A reading intervention that trains educators and families in evidence-based shared reading techniques for preschool children, Story Leaders rapidly develops vocabulary and language skills and provides eight free books that the students have read in class during the school year to take home, building both their home libraries and reinforcing the home–school connection.

Story Leaders is delivered in public Head Start and ECEAP (Early Childhood Education and Assistance Program) preschool classrooms where roughly 45 percent of the students are children of color and about one third speak a language other than English at home. It supplements existing curriculum and resources, helping to dismantle the literacy achievement gap that is too often experienced by children of color and children from under-resourced communities before that gap becomes irreversible. And it helps teachers, families, and children engage in meaningful, joyful reading together!

Learn more about Story Leaders here.

Summer slide and the reading skills gap

Research shows that regardless of family income, students progress in their learning at the same rate during the school year. However, summer vacations create an average reading skills gap of about three months between students who live in economically advantaged families and those that don’t. This gap accumulates every year, and students from lower-income families can often be two or three years behind their more-advantaged peers by the time they go into middle school.

Luckily, providing students with easy access to books they choose for summer reading, over multiple years, limits summer reading loss. These students will more often engage in voluntary summer reading and will have higher reading achievement; the greatest gains come from students whose families are the most economically disadvantaged.

Students at Lake Grove Elementary in Federal Way “shop” for their twelve free books at their Book Up Summer book fair in spring 2022

Page Ahead’s programs are designed to close that gap before it happens—we focus on reaching children furthest from educational opportunity in the earliest stages in their development.
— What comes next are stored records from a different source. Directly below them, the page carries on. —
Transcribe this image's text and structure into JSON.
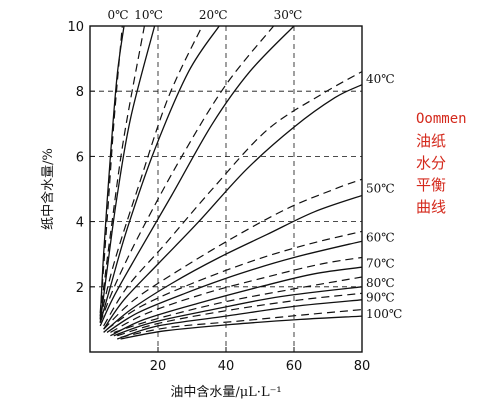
{
  "caption": {
    "line1": "Oommen",
    "line2": "油纸",
    "line3": "水分",
    "line4": "平衡",
    "line5": "曲线"
  },
  "colors": {
    "caption": "#d4291c",
    "ink": "#111111"
  },
  "chart_data": {
    "type": "line",
    "xlabel": "油中含水量/μL·L⁻¹",
    "ylabel": "纸中含水量/%",
    "xlim": [
      0,
      80
    ],
    "ylim": [
      0,
      10
    ],
    "xticks": [
      20,
      40,
      60,
      80
    ],
    "yticks": [
      2,
      4,
      6,
      8,
      10
    ],
    "grid": "dashed",
    "series": [
      {
        "name": "0℃",
        "label_position": "top",
        "solid": [
          [
            3,
            1.0
          ],
          [
            4,
            3.0
          ],
          [
            6,
            6.0
          ],
          [
            8,
            8.5
          ],
          [
            10,
            10
          ]
        ],
        "dashed": [
          [
            3,
            1.2
          ],
          [
            5,
            4.0
          ],
          [
            7,
            7.0
          ],
          [
            9.5,
            10
          ]
        ]
      },
      {
        "name": "10℃",
        "label_position": "top",
        "solid": [
          [
            3,
            0.9
          ],
          [
            5,
            2.5
          ],
          [
            8,
            4.8
          ],
          [
            12,
            7.2
          ],
          [
            19,
            10
          ]
        ],
        "dashed": [
          [
            3,
            1.1
          ],
          [
            6,
            3.6
          ],
          [
            10,
            6.6
          ],
          [
            16,
            10
          ]
        ]
      },
      {
        "name": "20℃",
        "label_position": "top",
        "solid": [
          [
            3,
            0.9
          ],
          [
            6,
            2.0
          ],
          [
            11,
            3.8
          ],
          [
            19,
            6.2
          ],
          [
            29,
            8.6
          ],
          [
            38,
            10
          ]
        ],
        "dashed": [
          [
            3,
            1.0
          ],
          [
            7,
            2.7
          ],
          [
            14,
            5.0
          ],
          [
            23,
            7.8
          ],
          [
            33,
            10
          ]
        ]
      },
      {
        "name": "30℃",
        "label_position": "top",
        "solid": [
          [
            3,
            0.8
          ],
          [
            7,
            1.7
          ],
          [
            14,
            3.0
          ],
          [
            24,
            4.8
          ],
          [
            36,
            7.0
          ],
          [
            47,
            8.6
          ],
          [
            60,
            10
          ]
        ],
        "dashed": [
          [
            3,
            0.9
          ],
          [
            8,
            2.2
          ],
          [
            16,
            3.9
          ],
          [
            27,
            6.0
          ],
          [
            40,
            8.2
          ],
          [
            54,
            10
          ]
        ]
      },
      {
        "name": "40℃",
        "label_position": "right",
        "solid": [
          [
            4,
            0.7
          ],
          [
            10,
            1.6
          ],
          [
            20,
            2.7
          ],
          [
            32,
            4.0
          ],
          [
            46,
            5.6
          ],
          [
            60,
            6.9
          ],
          [
            72,
            7.8
          ],
          [
            80,
            8.2
          ]
        ],
        "dashed": [
          [
            4,
            0.8
          ],
          [
            11,
            2.0
          ],
          [
            22,
            3.3
          ],
          [
            36,
            5.0
          ],
          [
            52,
            6.8
          ],
          [
            68,
            7.9
          ],
          [
            80,
            8.6
          ]
        ]
      },
      {
        "name": "50℃",
        "label_position": "right",
        "solid": [
          [
            4,
            0.6
          ],
          [
            12,
            1.3
          ],
          [
            24,
            2.1
          ],
          [
            38,
            2.9
          ],
          [
            52,
            3.6
          ],
          [
            66,
            4.3
          ],
          [
            80,
            4.8
          ]
        ],
        "dashed": [
          [
            4,
            0.7
          ],
          [
            13,
            1.6
          ],
          [
            26,
            2.5
          ],
          [
            42,
            3.5
          ],
          [
            58,
            4.4
          ],
          [
            72,
            5.0
          ],
          [
            80,
            5.3
          ]
        ]
      },
      {
        "name": "60℃",
        "label_position": "right",
        "solid": [
          [
            5,
            0.6
          ],
          [
            14,
            1.2
          ],
          [
            28,
            1.8
          ],
          [
            44,
            2.4
          ],
          [
            60,
            2.9
          ],
          [
            80,
            3.4
          ]
        ],
        "dashed": [
          [
            5,
            0.7
          ],
          [
            15,
            1.4
          ],
          [
            30,
            2.1
          ],
          [
            48,
            2.8
          ],
          [
            64,
            3.3
          ],
          [
            80,
            3.7
          ]
        ]
      },
      {
        "name": "70℃",
        "label_position": "right",
        "solid": [
          [
            6,
            0.5
          ],
          [
            16,
            1.0
          ],
          [
            32,
            1.5
          ],
          [
            50,
            2.0
          ],
          [
            66,
            2.4
          ],
          [
            80,
            2.6
          ]
        ],
        "dashed": [
          [
            6,
            0.6
          ],
          [
            17,
            1.2
          ],
          [
            34,
            1.8
          ],
          [
            52,
            2.3
          ],
          [
            68,
            2.7
          ],
          [
            80,
            2.9
          ]
        ]
      },
      {
        "name": "80℃",
        "label_position": "right",
        "solid": [
          [
            7,
            0.5
          ],
          [
            18,
            0.9
          ],
          [
            36,
            1.3
          ],
          [
            56,
            1.7
          ],
          [
            80,
            2.0
          ]
        ],
        "dashed": [
          [
            7,
            0.6
          ],
          [
            19,
            1.0
          ],
          [
            38,
            1.5
          ],
          [
            58,
            1.9
          ],
          [
            80,
            2.3
          ]
        ]
      },
      {
        "name": "90℃",
        "label_position": "right",
        "solid": [
          [
            8,
            0.4
          ],
          [
            20,
            0.8
          ],
          [
            40,
            1.1
          ],
          [
            60,
            1.4
          ],
          [
            80,
            1.6
          ]
        ],
        "dashed": [
          [
            8,
            0.5
          ],
          [
            21,
            0.9
          ],
          [
            42,
            1.3
          ],
          [
            62,
            1.6
          ],
          [
            80,
            1.8
          ]
        ]
      },
      {
        "name": "100℃",
        "label_position": "right",
        "solid": [
          [
            9,
            0.4
          ],
          [
            22,
            0.65
          ],
          [
            42,
            0.85
          ],
          [
            62,
            1.0
          ],
          [
            80,
            1.1
          ]
        ],
        "dashed": [
          [
            9,
            0.45
          ],
          [
            23,
            0.75
          ],
          [
            44,
            0.95
          ],
          [
            64,
            1.15
          ],
          [
            80,
            1.3
          ]
        ]
      }
    ]
  }
}
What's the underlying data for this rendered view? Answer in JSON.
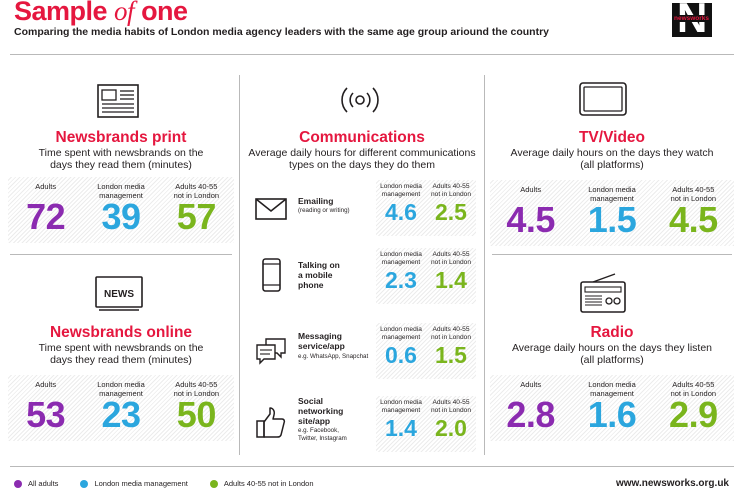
{
  "header": {
    "title_part1": "Sample ",
    "title_italic": "of",
    "title_part2": " one",
    "subtitle": "Comparing the media habits of London media agency leaders with the same age group ariound the country",
    "logo_text": "newsworks"
  },
  "colors": {
    "red": "#e5173f",
    "purple": "#8b2bb0",
    "blue": "#2ba6de",
    "green": "#7ab51d"
  },
  "panels": {
    "print": {
      "icon": "newspaper-icon",
      "title": "Newsbrands print",
      "desc_line1": "Time spent with newsbrands on the",
      "desc_line2": "days they read them (minutes)",
      "stats": [
        {
          "label_line1": "Adults",
          "label_line2": "",
          "value": "72"
        },
        {
          "label_line1": "London media",
          "label_line2": "management",
          "value": "39"
        },
        {
          "label_line1": "Adults 40-55",
          "label_line2": "not in London",
          "value": "57"
        }
      ]
    },
    "online": {
      "icon": "news-screen-icon",
      "icon_text": "NEWS",
      "title": "Newsbrands online",
      "desc_line1": "Time spent with newsbrands on the",
      "desc_line2": "days they read them (minutes)",
      "stats": [
        {
          "label_line1": "Adults",
          "label_line2": "",
          "value": "53"
        },
        {
          "label_line1": "London media",
          "label_line2": "management",
          "value": "23"
        },
        {
          "label_line1": "Adults 40-55",
          "label_line2": "not in London",
          "value": "50"
        }
      ]
    },
    "communications": {
      "icon": "broadcast-icon",
      "title": "Communications",
      "desc_line1": "Average daily hours for different communications",
      "desc_line2": "types on the days they do them",
      "rows": [
        {
          "icon": "envelope-icon",
          "title_lines": [
            "Emailing"
          ],
          "sub_lines": [
            "(reading or writing)"
          ],
          "london_label1": "London media",
          "london_label2": "management",
          "london_value": "4.6",
          "other_label1": "Adults 40-55",
          "other_label2": "not in London",
          "other_value": "2.5"
        },
        {
          "icon": "mobile-phone-icon",
          "title_lines": [
            "Talking on",
            "a mobile",
            "phone"
          ],
          "sub_lines": [],
          "london_label1": "London media",
          "london_label2": "management",
          "london_value": "2.3",
          "other_label1": "Adults 40-55",
          "other_label2": "not in London",
          "other_value": "1.4"
        },
        {
          "icon": "chat-bubbles-icon",
          "title_lines": [
            "Messaging",
            "service/app"
          ],
          "sub_lines": [
            "e.g. WhatsApp, Snapchat"
          ],
          "london_label1": "London media",
          "london_label2": "management",
          "london_value": "0.6",
          "other_label1": "Adults 40-55",
          "other_label2": "not in London",
          "other_value": "1.5"
        },
        {
          "icon": "thumbs-up-icon",
          "title_lines": [
            "Social",
            "networking",
            "site/app"
          ],
          "sub_lines": [
            "e.g. Facebook,",
            "Twitter, Instagram"
          ],
          "london_label1": "London media",
          "london_label2": "management",
          "london_value": "1.4",
          "other_label1": "Adults 40-55",
          "other_label2": "not in London",
          "other_value": "2.0"
        }
      ]
    },
    "tv": {
      "icon": "tv-icon",
      "title": "TV/Video",
      "desc_line1": "Average daily hours on the days they watch",
      "desc_line2": "(all platforms)",
      "stats": [
        {
          "label_line1": "Adults",
          "label_line2": "",
          "value": "4.5"
        },
        {
          "label_line1": "London media",
          "label_line2": "management",
          "value": "1.5"
        },
        {
          "label_line1": "Adults 40-55",
          "label_line2": "not in London",
          "value": "4.5"
        }
      ]
    },
    "radio": {
      "icon": "radio-icon",
      "title": "Radio",
      "desc_line1": "Average daily hours on the days they listen",
      "desc_line2": "(all platforms)",
      "stats": [
        {
          "label_line1": "Adults",
          "label_line2": "",
          "value": "2.8"
        },
        {
          "label_line1": "London media",
          "label_line2": "management",
          "value": "1.6"
        },
        {
          "label_line1": "Adults 40-55",
          "label_line2": "not in London",
          "value": "2.9"
        }
      ]
    }
  },
  "legend": [
    {
      "label": "All adults",
      "color": "#8b2bb0"
    },
    {
      "label": "London media management",
      "color": "#2ba6de"
    },
    {
      "label": "Adults 40-55 not in London",
      "color": "#7ab51d"
    }
  ],
  "footer": {
    "url": "www.newsworks.org.uk"
  }
}
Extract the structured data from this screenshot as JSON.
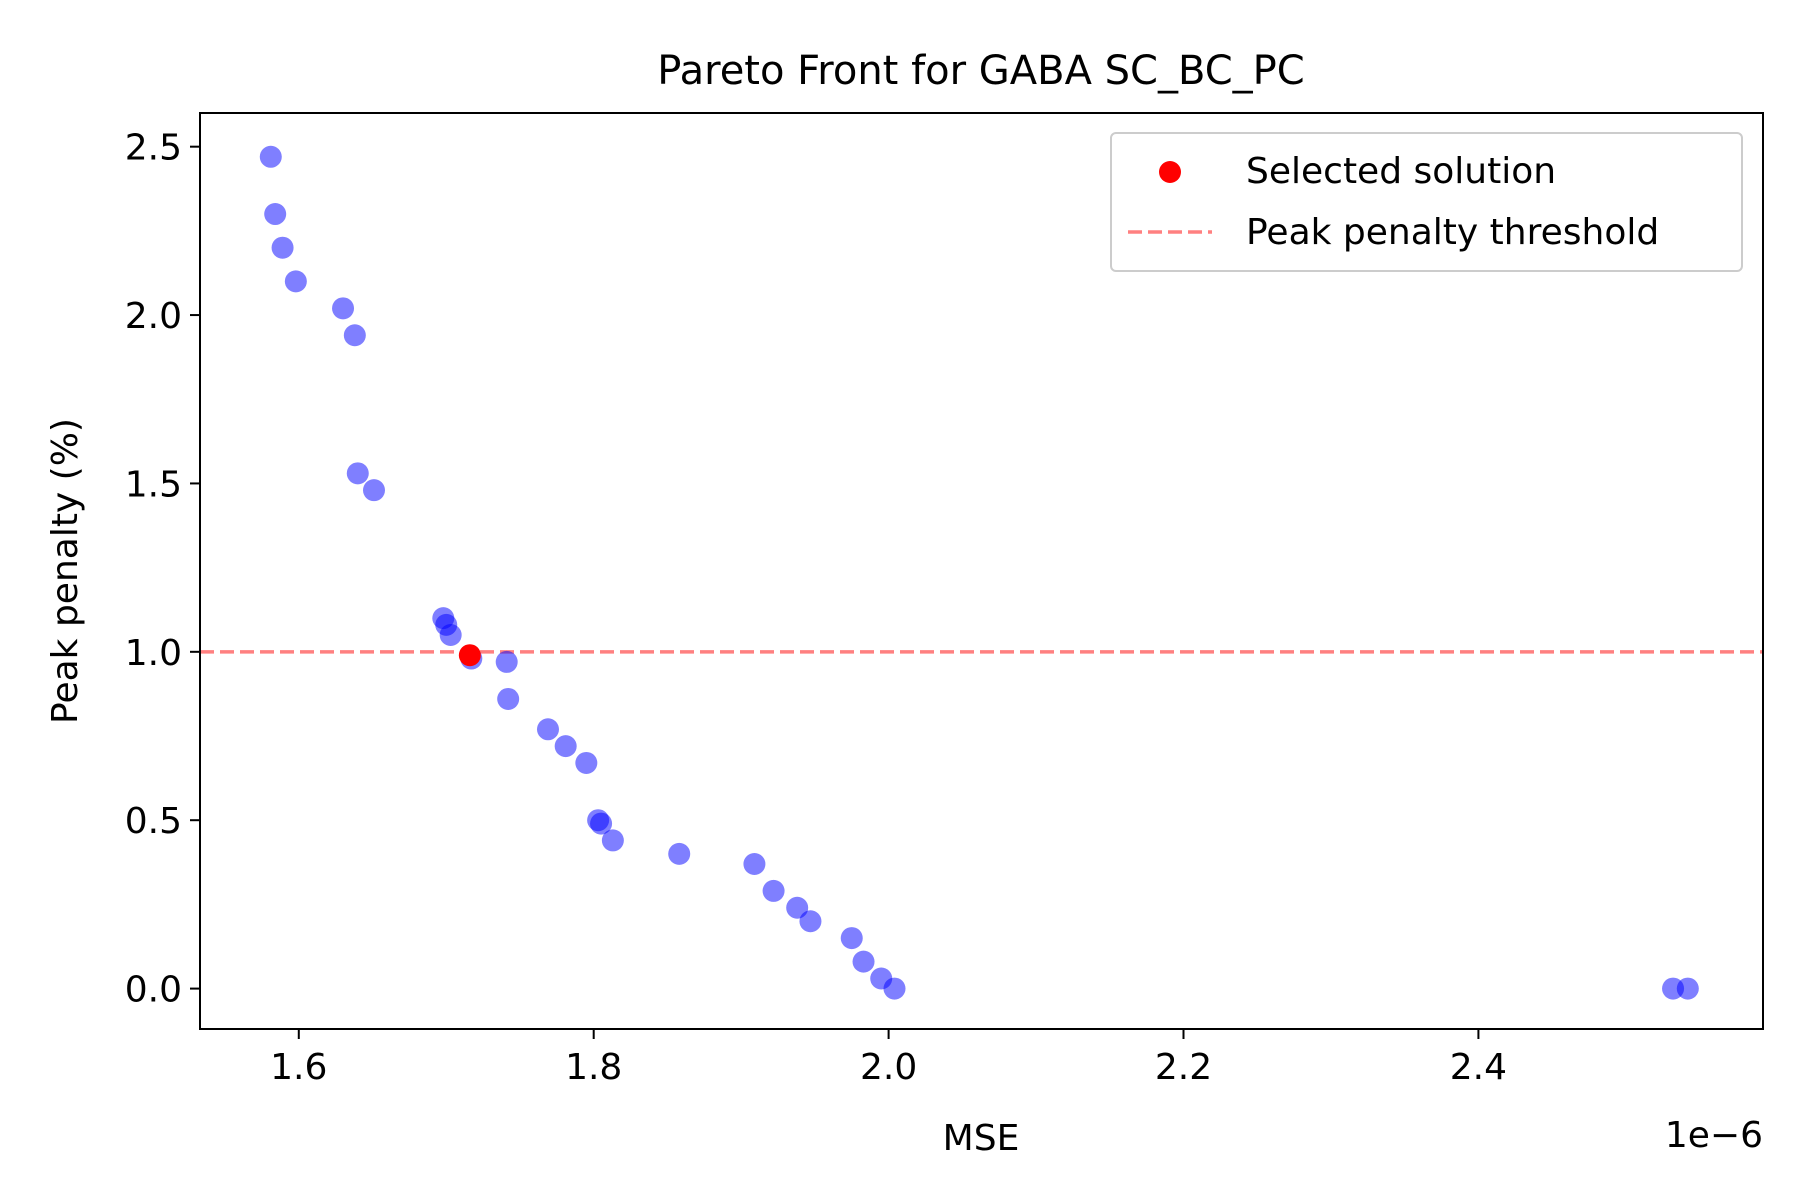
{
  "chart_data": {
    "type": "scatter",
    "title": "Pareto Front for GABA  SC_BC_PC",
    "xlabel": "MSE",
    "ylabel": "Peak penalty (%)",
    "x_offset_label": "1e−6",
    "xlim": [
      1.533e-06,
      2.593e-06
    ],
    "ylim": [
      -0.12,
      2.6
    ],
    "xticks": [
      1.6e-06,
      1.8e-06,
      2e-06,
      2.2e-06,
      2.4e-06
    ],
    "xtick_labels": [
      "1.6",
      "1.8",
      "2.0",
      "2.2",
      "2.4"
    ],
    "yticks": [
      0.0,
      0.5,
      1.0,
      1.5,
      2.0,
      2.5
    ],
    "ytick_labels": [
      "0.0",
      "0.5",
      "1.0",
      "1.5",
      "2.0",
      "2.5"
    ],
    "grid": false,
    "legend_position": "top-right",
    "series": [
      {
        "name": "",
        "color": "#7a7af5",
        "points": [
          [
            1.581e-06,
            2.47
          ],
          [
            1.584e-06,
            2.3
          ],
          [
            1.589e-06,
            2.2
          ],
          [
            1.598e-06,
            2.1
          ],
          [
            1.63e-06,
            2.02
          ],
          [
            1.638e-06,
            1.94
          ],
          [
            1.64e-06,
            1.53
          ],
          [
            1.651e-06,
            1.48
          ],
          [
            1.698e-06,
            1.1
          ],
          [
            1.7e-06,
            1.08
          ],
          [
            1.703e-06,
            1.05
          ],
          [
            1.717e-06,
            0.98
          ],
          [
            1.741e-06,
            0.97
          ],
          [
            1.742e-06,
            0.86
          ],
          [
            1.769e-06,
            0.77
          ],
          [
            1.781e-06,
            0.72
          ],
          [
            1.795e-06,
            0.67
          ],
          [
            1.803e-06,
            0.5
          ],
          [
            1.805e-06,
            0.49
          ],
          [
            1.813e-06,
            0.44
          ],
          [
            1.858e-06,
            0.4
          ],
          [
            1.909e-06,
            0.37
          ],
          [
            1.922e-06,
            0.29
          ],
          [
            1.938e-06,
            0.24
          ],
          [
            1.947e-06,
            0.2
          ],
          [
            1.975e-06,
            0.15
          ],
          [
            1.983e-06,
            0.08
          ],
          [
            1.995e-06,
            0.03
          ],
          [
            2.004e-06,
            0.0
          ],
          [
            2.532e-06,
            0.0
          ],
          [
            2.542e-06,
            0.0
          ]
        ]
      },
      {
        "name": "Selected solution",
        "color": "#ff0000",
        "points": [
          [
            1.716e-06,
            0.99
          ]
        ]
      }
    ],
    "threshold": {
      "name": "Peak penalty threshold",
      "y": 1.0,
      "color": "#ff8080",
      "style": "dashed"
    }
  }
}
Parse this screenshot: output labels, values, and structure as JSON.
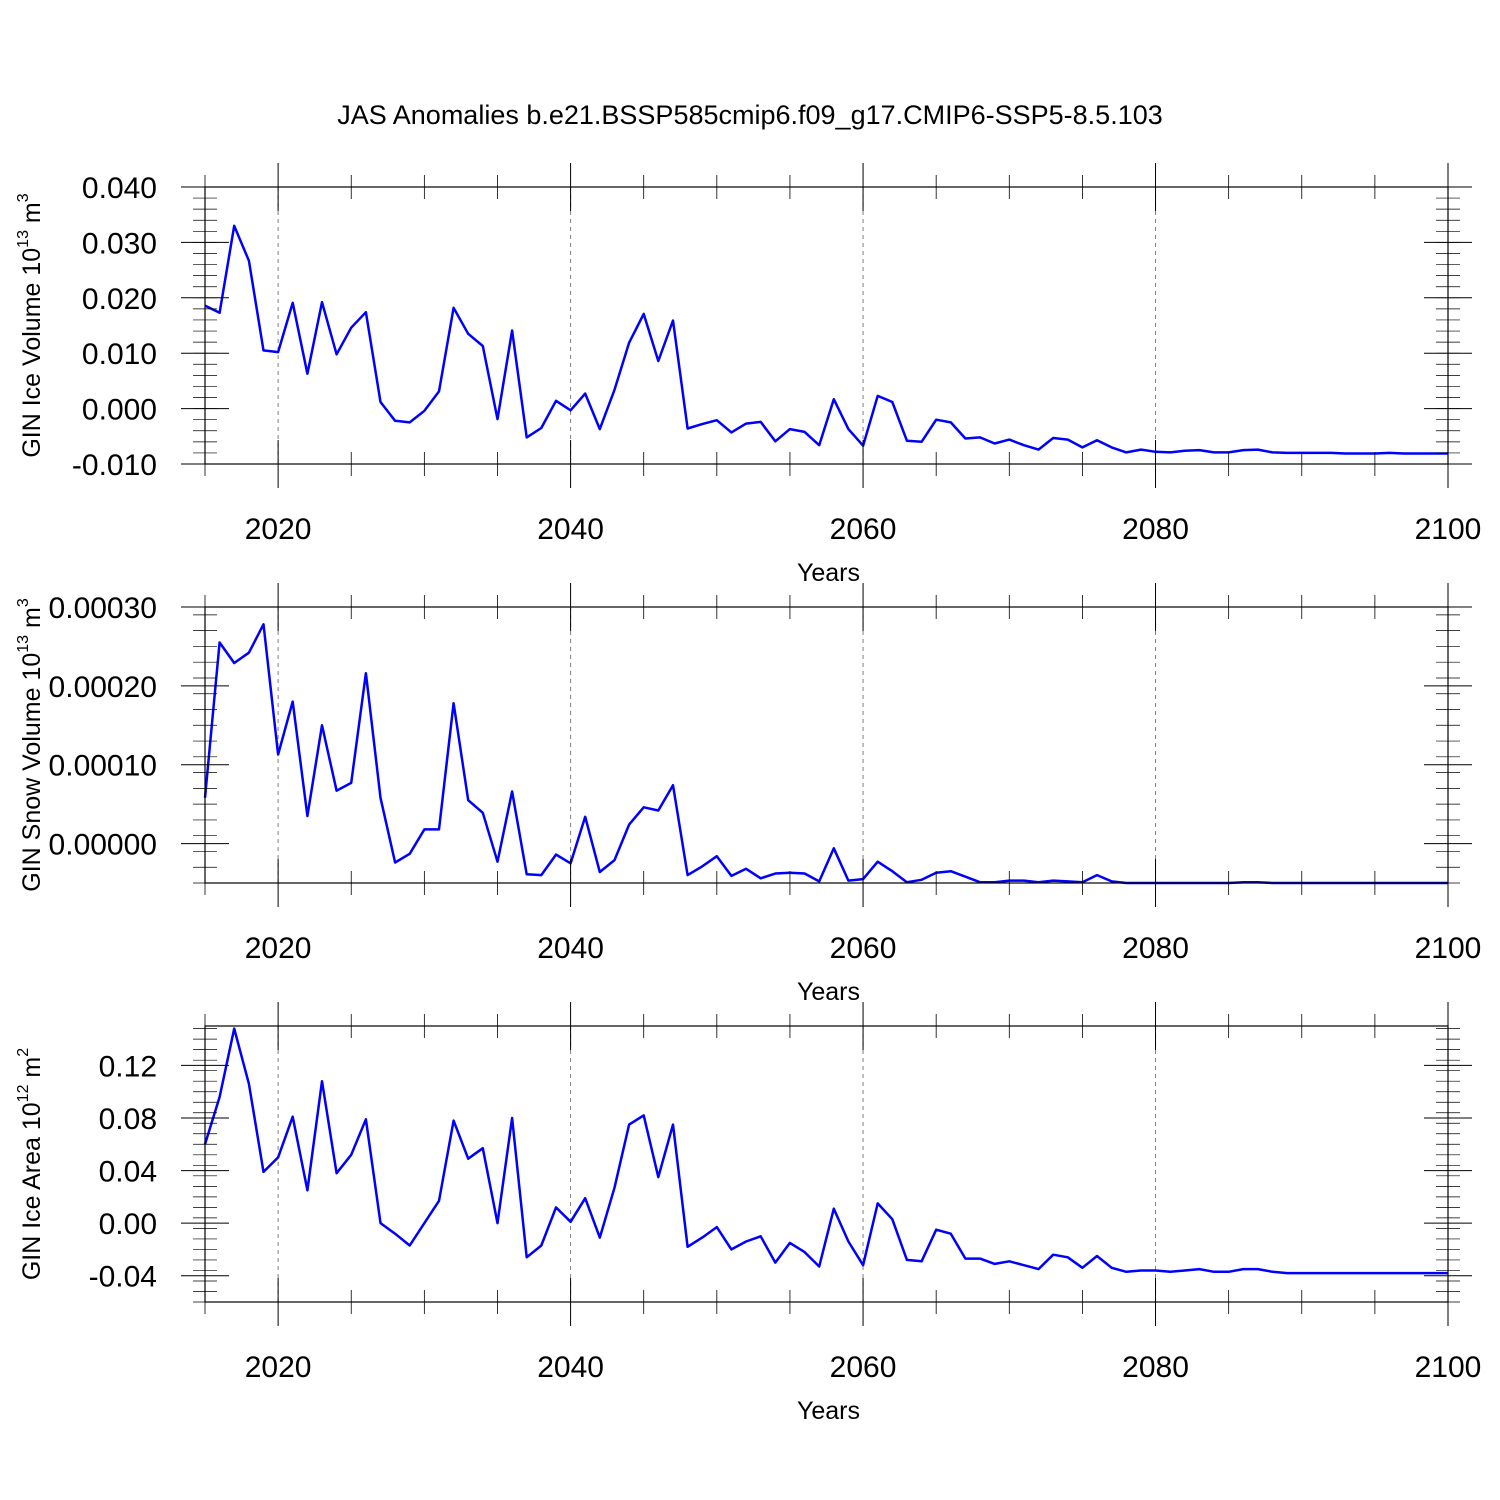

Based on a highly regarded 2010 Department of Education–funded study, our Book Up Summer program gives students in grades K–2 at majority low-income elementary schools reading material for summer vacation—at no cost to them or their families. 

Instead of a summer setback, Book Up Summer students experience a boost! According to 2018 Seattle Public Schools testing data, Book Up Summer students show an average improvement in reading skills of 2.63 points over the summer for rising first graders and 1.84 points over the summer for rising second graders.

To see these students, who would typically slide back, actually gaining reading skill is a powerful endorsement of this summer-reading model.

Learn more about Book Up Summer here.

Books: a protective factor during tough times

Many of us have gladly retreated into a good book during stressful periods in our lives. But you might not know just how powerful books can be.

A group of researchers in Australia recently explored the factors related to children’s resilience in the face of abuse, neglect, or trauma. They discovered that children who were read to regularly at home had more than three times the odds of showing resilience than children who were not read to at home.

And we’ve seen positive impacts like that here in Washington, too. Access to books through our Book Up Summer program has functioned as a protective factor during the pandemic, which has knocked back students at all levels. Seattle low-income fourth graders who had participated in Book Up Summer in their K–2 years have slid back nearly four points less in their reading scores than their statewide low-income peers (a drop of 9.7 points for Seattle Book Up Summer students vs. 13.3 points for statewide low-income students).

As the authors of the Australian study say in their conclusion, “Children can be resilient, but need society’s assistance.” And they need books, too!